With the married bishops deprived the way was clear for Cardinal Pole, papal legate to Mary Tudor, to promote two local men, Dr William Walsh (qv) O. Cist., one of his chaplains, and Thomas Leverous, whom he met in Rome, to Meath and Kildare respectively, two important dioceses which encompassed significant portions of the Pale. Pole relied on Walsh and Leverous, as well as Dowdall, to spearhead the Marian restoration in Ireland. Following the revocation of the Henrician and Edwardian ecclesiastical legislation by the English parliament in January 1555 the Marian restoration gathered pace. St. Patrick's cathedral, Dublin, was restored on 25 March 1555, a powerful centre of catholic piety and preaching at the heart of the English lordship in Ireland. Dowdall was appointed as a prebendary of the cathedral, giving him a residence in the capital whenever he had to attend the council of Ireland.
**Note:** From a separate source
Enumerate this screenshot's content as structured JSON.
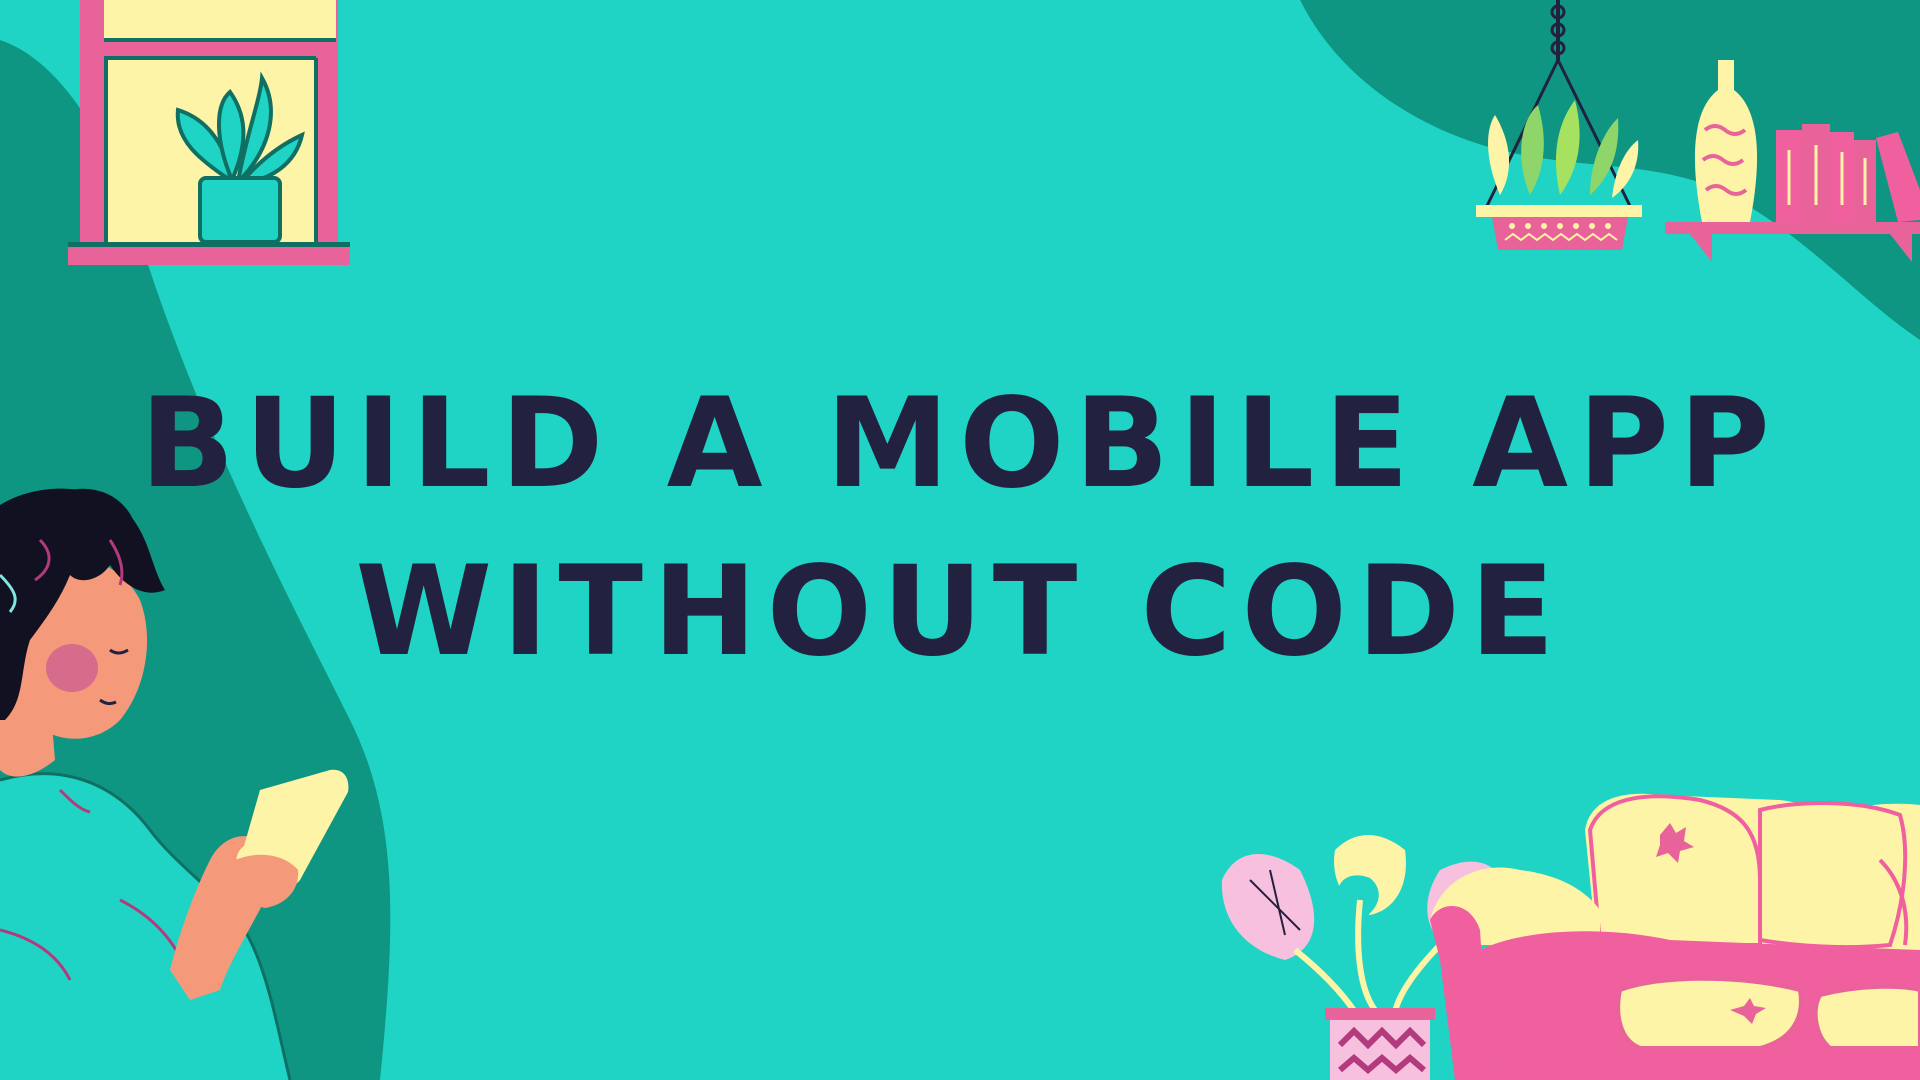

Mary's Irish parliament of 1557 repealed all statutes and proclamations made against the papacy in Ireland since 1534. Statutes for the suppression of heresy were revived but no persecution of protestants ensued. The crown renounced its claim to the first fruits and twentieths, tithes, glebes and advowsons which, as in England, Cardinal Pole hoped to use for a concerted assault on clerical poverty. Pole also hoped to establish diocesan seminaries to enhance the training of priests. Primate Dowdall, doubtless, approved of Pole's strategy. Yet it seems significant that he intended to found a chantry near his archiepiscopal residence at Termonfeckin, rather than a school or seminary, shortly before he died on 15 August 1558. In the event his intention, like Pole's plans, came to nought on Mary's death (17 November 1558).